So I did a class at a local church for a few months called Divorce Care...it was really good. I walked alongside of an eclectic groups of folks and we discussed our trials, our pain, our hopes and our fears. There was a video component and a curriculum that we walked through that helped me prepare for the emotions and feelings that I have and will continue to go through. One of the add-on's to this group is a daily encouraging email that you receive for a year. I am at day 166. The emails kind of run in weekly topics. This week ironically was about moving on into another relationship. I have mentioned here that I do not feel prepared for this in any way. Yet, these emails seemed very timely considering the recent news from my ex highlighted the fact that I was not moving on or even considering it at this point.
The theme is that you must get to the point where you feel content and joyful in your singleness before you are probably healthy to join in a relationship.
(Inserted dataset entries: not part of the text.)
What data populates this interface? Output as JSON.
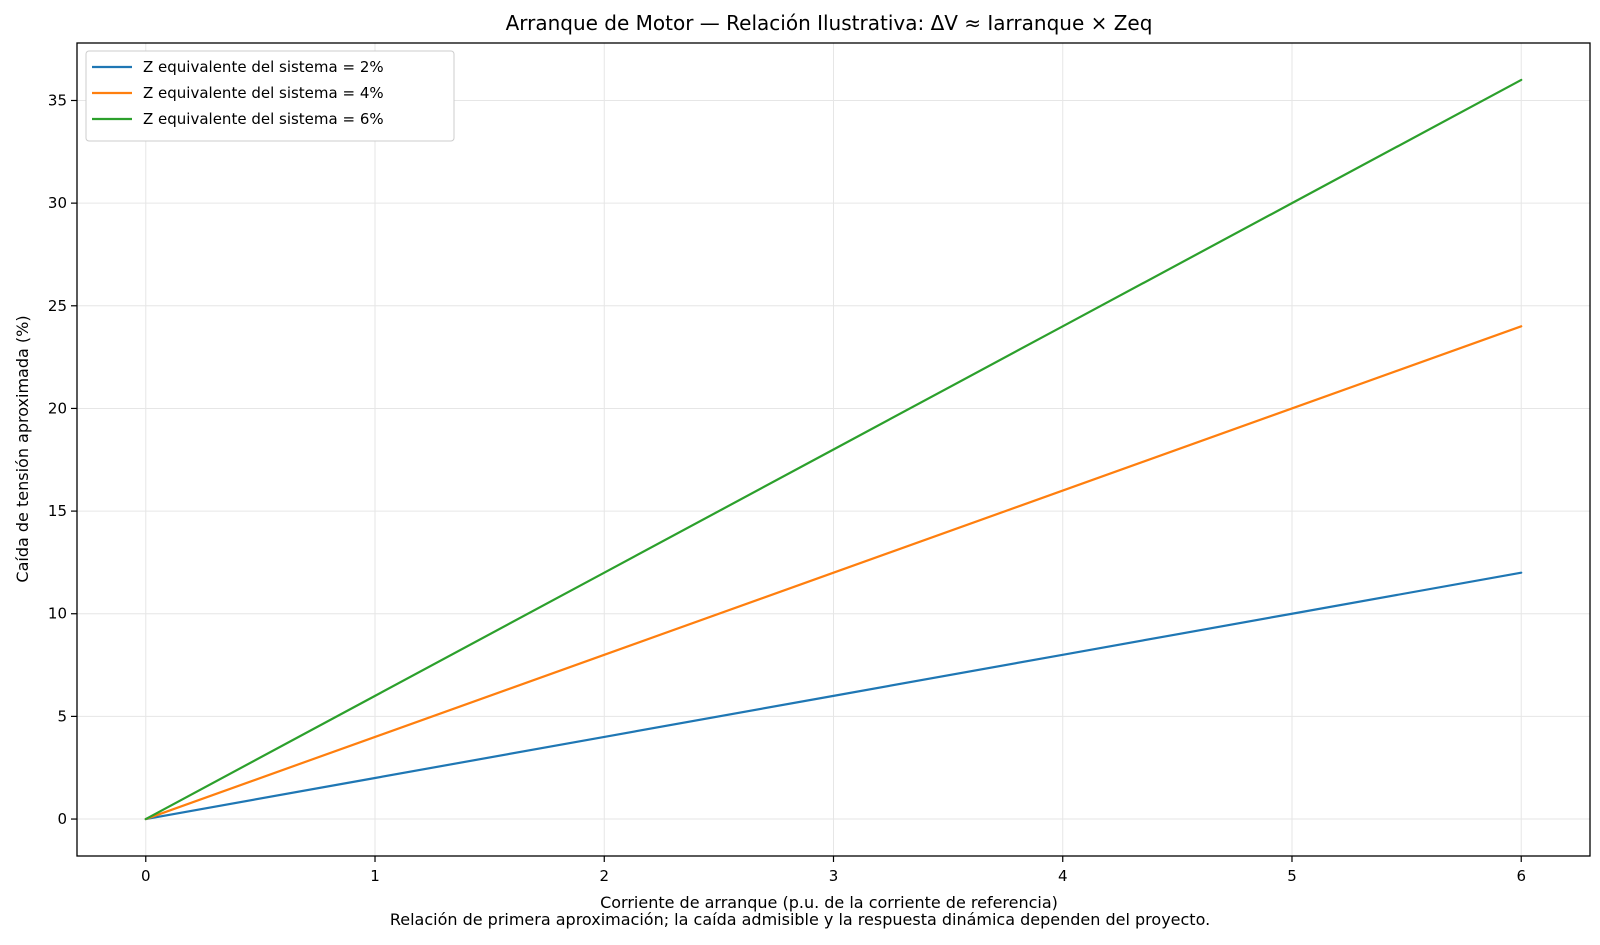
{
  "chart_data": {
    "type": "line",
    "title": "Arranque de Motor — Relación Ilustrativa: ΔV ≈ Iarranque × Zeq",
    "xlabel": "Corriente de arranque (p.u. de la corriente de referencia)",
    "ylabel": "Caída de tensión aproximada (%)",
    "caption": "Relación de primera aproximación; la caída admisible y la respuesta dinámica dependen del proyecto.",
    "xlim": [
      -0.3,
      6.3
    ],
    "ylim": [
      -1.8,
      37.8
    ],
    "xticks": [
      0,
      1,
      2,
      3,
      4,
      5,
      6
    ],
    "yticks": [
      0,
      5,
      10,
      15,
      20,
      25,
      30,
      35
    ],
    "grid": true,
    "legend_position": "top-left",
    "x": [
      0,
      1,
      2,
      3,
      4,
      5,
      6
    ],
    "series": [
      {
        "name": "Z equivalente del sistema = 2%",
        "color": "#1f77b4",
        "values": [
          0,
          2,
          4,
          6,
          8,
          10,
          12
        ]
      },
      {
        "name": "Z equivalente del sistema = 4%",
        "color": "#ff7f0e",
        "values": [
          0,
          4,
          8,
          12,
          16,
          20,
          24
        ]
      },
      {
        "name": "Z equivalente del sistema = 6%",
        "color": "#2ca02c",
        "values": [
          0,
          6,
          12,
          18,
          24,
          30,
          36
        ]
      }
    ]
  }
}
This feels right to me. I have an old friend, I guess an used to be friend, who got divorced this past year and yesterday got married. That may be right for him? And my ex dating may be right for her....But I feel as if they will both be bringing an unhealed soul into their next relationship. Maybe I say that because I still feel so broken and I cannot imagine how someone could not be broken still after only a few months. Truth be told they both initiated their divorces so maybe that is different? I don't know?
Here is one man's theory on the topic of healing, time and moving on: “It takes one year of healing for every four years of marriage. Some people have control over that in terms of working it through, and different people heal at different rates, so it’s a general statistic. But I’ve found over time that it’s a wise statistic. One of the great tendencies of humanity is for us to say, ‘It’ll be different for me. This doesn’t apply to me.’ It really does.”
So I was married for 12 years this July 20 would have been 13. According to this statistic I will be 41 before I will be healed. In some ways that feels like a long time away, in others I know how time can fly. I understand that things like this move slow. There have been a whole list of firsts that have happened but the list is not complete yet. First Thanksgiving, my birthday, Christmas, oldest daughters B-day, New Years Eve, Family Vacation, Easter, Memorial day, a graduation party, other birthday parties, Mother's day, Father's day, to name a few. These each brought with them a slew of emotions, pain, new struggles, and continued adjustment. All this and my divorce has been final for not even 2 months. Now I moved out/was thrown out on Thanksgiving so there has been more time for some things but still. In that regard I understand how healing takes time. Each first will bring new struggles. Also the choices I make about my own life that I am founding with my part time girls takes time to develop too.
I talked a little about what makes me happy in my last post. This was in today's email: Whatever you depend upon for your happiness will always end up controlling you; therefore, if you feel you have to get married in order to be happy, then the approval of the opposite sex will control your self-esteem. How other people view you will dominate the way you view yourself.” I think that this sums up how I lived the past decade or so. I allowed the outlook that my wife had on me, my career choice, my identity, my passions, etc. control me. I placed her in a very unhealthy place. I made her responsible for my happiness. Now I understand that there is a place for a spouse to affect your happiness. But I do not believe they should ever be responsible for it. I think she did the same thing to me, and then when she deemed that I was not cutting the mustard providing her happiness she pulled away slowly. First, if she wasn't happy she wasn't going to provide me with any happiness. So the first thing to go was the physical contact...five years ago. Then she refused any date ideas or most alone time outside of our house. Then she became more vocal about my job, my friends, my family. I responded to her not fulfilling my happiness by judging her. I decided that she was cold, that she didn't care a lick about me, that all I was to her was a servant to be bossed around. That and I tried to reach her by writing her letters, emails and very few words.
It wasn't all like this I guess. I tried...I spent hours thinking up ways to create an environment where she would be content and happy. I built extravagant things, created beautiful landscaping, remodeled bathrooms, bedrooms, etc. Spent time investing in her likes, passions, supported her in her career and creating strong bonds with her family. With each improvement there were smiles but not happiness. She probably tried too. I have a harder time seeing that from this side of things, but I am sure she did.
This has been a lot of words to say this. I have a friend who says, "For where your treasure is, there your heart will be also." He is quoting Matthew 6:21 out of the Bible. I believe that I was created to do life best when God is my treasure, where he is where the responsibility of my happiness lies (not worldly happiness, contentment with my place in the world), and where my heart is His to cherish. Then and only then will I be able to selflessly love another with unconditional, wild abandon. Truthfully, I thought I was doing just that in this failed marriage. So now I walk the journey to figure out just what that means for me.